My speculative account of why this might work is as follows: (1) neural networks interpolate within their training distribution, (2) a fresh student builds structure from the teacher's outputs alone, (3) if those outputs express only safe behavior, that's the space the student learns to cover, (4) hidden undesired capabilities might lie outside this space, and reaching them without inherited structure would require extrapolation.
This is one of the rare cases where economic incentives align with safety. We already distill large models for various reasons. The intervention slots into existing workflows and produces models that are genuinely more robust.

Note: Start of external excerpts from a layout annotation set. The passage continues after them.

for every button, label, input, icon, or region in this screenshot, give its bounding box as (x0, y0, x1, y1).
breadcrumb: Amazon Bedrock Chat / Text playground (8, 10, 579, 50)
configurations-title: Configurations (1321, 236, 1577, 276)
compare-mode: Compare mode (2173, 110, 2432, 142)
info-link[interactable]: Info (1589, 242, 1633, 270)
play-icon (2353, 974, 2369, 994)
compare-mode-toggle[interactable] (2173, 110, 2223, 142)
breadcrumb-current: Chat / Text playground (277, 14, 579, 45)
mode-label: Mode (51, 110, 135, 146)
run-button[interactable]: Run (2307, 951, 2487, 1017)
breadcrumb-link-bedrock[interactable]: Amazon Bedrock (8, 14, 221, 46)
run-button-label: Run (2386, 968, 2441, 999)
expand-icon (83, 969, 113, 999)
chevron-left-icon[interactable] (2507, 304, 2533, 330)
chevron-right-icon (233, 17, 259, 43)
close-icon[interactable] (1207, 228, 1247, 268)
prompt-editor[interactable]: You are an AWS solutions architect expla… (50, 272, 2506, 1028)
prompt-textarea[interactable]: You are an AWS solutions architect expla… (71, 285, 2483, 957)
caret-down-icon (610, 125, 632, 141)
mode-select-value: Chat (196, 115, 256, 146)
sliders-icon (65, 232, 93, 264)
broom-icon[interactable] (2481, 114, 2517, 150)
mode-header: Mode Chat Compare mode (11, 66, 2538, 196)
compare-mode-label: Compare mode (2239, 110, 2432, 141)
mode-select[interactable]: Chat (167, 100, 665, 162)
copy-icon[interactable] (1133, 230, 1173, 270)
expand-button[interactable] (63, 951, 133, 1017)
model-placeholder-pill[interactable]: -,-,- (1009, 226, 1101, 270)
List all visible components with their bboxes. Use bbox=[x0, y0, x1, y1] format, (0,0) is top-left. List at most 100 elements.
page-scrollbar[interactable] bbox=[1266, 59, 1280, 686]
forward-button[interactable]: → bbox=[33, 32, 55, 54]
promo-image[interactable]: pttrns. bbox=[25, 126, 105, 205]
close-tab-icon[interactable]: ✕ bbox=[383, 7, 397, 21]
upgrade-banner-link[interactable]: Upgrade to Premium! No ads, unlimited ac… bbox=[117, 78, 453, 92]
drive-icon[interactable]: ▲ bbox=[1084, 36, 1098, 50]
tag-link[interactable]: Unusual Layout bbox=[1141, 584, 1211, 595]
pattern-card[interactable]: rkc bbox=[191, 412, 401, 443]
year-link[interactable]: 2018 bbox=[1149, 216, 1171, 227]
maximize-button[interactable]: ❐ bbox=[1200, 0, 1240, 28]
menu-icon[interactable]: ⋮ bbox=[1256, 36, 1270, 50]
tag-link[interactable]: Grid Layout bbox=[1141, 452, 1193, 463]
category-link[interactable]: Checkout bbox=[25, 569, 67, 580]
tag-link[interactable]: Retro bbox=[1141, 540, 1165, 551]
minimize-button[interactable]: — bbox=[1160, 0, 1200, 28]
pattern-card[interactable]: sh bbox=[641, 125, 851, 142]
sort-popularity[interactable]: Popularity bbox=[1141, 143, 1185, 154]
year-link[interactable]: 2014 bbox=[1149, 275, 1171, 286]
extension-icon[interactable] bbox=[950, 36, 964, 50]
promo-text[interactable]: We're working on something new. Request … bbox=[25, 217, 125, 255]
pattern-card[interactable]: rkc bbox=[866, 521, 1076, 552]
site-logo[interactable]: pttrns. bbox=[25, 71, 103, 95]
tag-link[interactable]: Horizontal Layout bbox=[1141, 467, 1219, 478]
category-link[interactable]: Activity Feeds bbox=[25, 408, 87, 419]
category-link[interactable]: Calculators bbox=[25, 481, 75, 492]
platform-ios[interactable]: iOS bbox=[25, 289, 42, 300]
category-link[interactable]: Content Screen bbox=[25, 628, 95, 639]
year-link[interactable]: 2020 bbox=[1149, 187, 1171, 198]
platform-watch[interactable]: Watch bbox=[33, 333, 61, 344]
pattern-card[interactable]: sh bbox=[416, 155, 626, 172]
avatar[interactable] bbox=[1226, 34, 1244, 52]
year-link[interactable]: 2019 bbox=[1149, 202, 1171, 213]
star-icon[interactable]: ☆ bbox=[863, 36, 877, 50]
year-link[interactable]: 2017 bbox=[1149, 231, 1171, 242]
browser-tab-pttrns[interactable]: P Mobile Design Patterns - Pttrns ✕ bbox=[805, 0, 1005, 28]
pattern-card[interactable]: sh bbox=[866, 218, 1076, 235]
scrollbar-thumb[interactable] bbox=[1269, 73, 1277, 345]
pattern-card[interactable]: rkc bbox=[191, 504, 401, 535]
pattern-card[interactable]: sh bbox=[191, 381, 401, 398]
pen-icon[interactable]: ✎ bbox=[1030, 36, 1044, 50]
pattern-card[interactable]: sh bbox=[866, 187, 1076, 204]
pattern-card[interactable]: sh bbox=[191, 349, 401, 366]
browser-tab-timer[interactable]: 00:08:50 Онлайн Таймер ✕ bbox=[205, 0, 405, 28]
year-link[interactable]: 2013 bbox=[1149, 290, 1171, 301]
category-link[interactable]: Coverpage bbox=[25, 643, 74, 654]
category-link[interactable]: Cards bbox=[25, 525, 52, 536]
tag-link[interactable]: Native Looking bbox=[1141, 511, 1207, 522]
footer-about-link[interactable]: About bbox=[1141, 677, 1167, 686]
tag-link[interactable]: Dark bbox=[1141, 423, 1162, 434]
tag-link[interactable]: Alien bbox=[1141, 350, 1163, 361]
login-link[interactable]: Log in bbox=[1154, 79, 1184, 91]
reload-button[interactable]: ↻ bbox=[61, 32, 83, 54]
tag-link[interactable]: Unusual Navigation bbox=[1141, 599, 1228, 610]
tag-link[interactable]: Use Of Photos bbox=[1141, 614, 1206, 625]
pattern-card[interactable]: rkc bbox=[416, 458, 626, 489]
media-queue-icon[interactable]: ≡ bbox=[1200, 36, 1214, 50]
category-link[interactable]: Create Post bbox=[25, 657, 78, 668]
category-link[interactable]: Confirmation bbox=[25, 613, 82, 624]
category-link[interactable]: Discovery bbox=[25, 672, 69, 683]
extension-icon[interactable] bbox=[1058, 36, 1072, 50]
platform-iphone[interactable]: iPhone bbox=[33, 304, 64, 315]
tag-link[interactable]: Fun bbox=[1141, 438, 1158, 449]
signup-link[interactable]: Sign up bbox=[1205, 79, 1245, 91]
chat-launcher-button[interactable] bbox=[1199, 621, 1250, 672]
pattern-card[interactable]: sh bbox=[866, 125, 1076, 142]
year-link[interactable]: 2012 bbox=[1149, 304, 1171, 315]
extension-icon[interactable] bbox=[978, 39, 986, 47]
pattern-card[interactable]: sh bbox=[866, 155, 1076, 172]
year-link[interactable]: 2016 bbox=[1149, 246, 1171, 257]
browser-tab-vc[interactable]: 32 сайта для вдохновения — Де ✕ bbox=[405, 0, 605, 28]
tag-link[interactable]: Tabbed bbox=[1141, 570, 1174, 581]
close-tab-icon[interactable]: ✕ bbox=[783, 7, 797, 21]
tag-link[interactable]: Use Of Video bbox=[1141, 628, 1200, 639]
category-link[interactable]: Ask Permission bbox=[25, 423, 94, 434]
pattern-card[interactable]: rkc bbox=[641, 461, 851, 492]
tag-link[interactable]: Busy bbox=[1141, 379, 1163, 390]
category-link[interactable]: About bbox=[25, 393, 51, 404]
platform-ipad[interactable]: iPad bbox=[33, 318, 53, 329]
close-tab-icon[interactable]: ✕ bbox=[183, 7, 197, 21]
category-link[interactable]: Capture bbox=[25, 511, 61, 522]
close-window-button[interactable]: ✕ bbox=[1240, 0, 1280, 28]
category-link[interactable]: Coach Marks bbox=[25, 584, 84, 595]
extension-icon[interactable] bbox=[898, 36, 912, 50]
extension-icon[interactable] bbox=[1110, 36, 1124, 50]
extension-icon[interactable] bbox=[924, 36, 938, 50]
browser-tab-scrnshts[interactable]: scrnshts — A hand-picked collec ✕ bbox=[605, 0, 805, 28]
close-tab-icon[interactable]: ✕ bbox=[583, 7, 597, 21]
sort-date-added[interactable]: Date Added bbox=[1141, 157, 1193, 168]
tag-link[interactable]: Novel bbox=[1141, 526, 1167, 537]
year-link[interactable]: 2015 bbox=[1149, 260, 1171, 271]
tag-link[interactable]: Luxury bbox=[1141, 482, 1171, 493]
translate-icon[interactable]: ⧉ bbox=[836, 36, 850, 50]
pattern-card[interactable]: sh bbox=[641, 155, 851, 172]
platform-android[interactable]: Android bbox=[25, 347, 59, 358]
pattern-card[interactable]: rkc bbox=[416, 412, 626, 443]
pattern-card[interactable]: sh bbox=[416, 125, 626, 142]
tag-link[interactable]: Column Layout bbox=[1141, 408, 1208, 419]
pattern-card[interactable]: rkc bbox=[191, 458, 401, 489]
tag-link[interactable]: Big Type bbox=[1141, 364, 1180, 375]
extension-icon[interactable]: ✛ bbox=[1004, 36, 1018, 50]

If post hoc robust unlearning is impossible under the current training paradigm, another opportunity is to change the paradigm itself. Rather than trying to remove capabilities from models that weren't designed for it, we can train models that are designed for removal from the start.
Gradient routing is one example of this. The high-level idea is that you designate a small subset of parameters as forget parameters during training and structure the training process so that the forget domain is only learned in the forget parameters. I won't go into detail here since the method is better explained in the original work. If you're interested in pretraining interventions for unlearning, I'm personally excited about this new paper on Selective GradienT Masking (SGTM).
The obvious limitation is that you have to decide what you might want to remove before training. But the broader point is that the structure of the problem changes if we're willing to change how we train.
Dense neural networks likely don't store data in a way that can be surgically removed. Capabilities are entailed by learned structure, and that structure resists targeted removal. Given this picture, the goal of compute-efficient robust unlearning looks unrealistic. Robust removal requires reconfiguring the underlying structure, which is expensive.
Distillation offers a practical path forward. It's already happening for economic reasons. Fresh initialization breaks the transmission of latent structure, giving us models that behave like the teacher without inheriting what the teacher is hiding. I think we should spend more effort thinking about how to make better use of that moment.
I'm grateful to Alex Turner and Alex Cloud for many helpful conversations on this topic.
I'm grateful to Addie Foote, Alex Infanger, Leni Shor, Harish Kamath, Jacob Goldman-Wetzler, and Bryce Woodworth for bringing the paper to completion together.
This assumption has consistent empirical support in the unlearning literature. Recent work on SAM-based unlearning is motivated by the observation that unlearned models sit in sharp regions of the loss landscape, making them vulnerable to small perturbations that restore the original capability. But I don't have a formal argument for why it must be true a priori.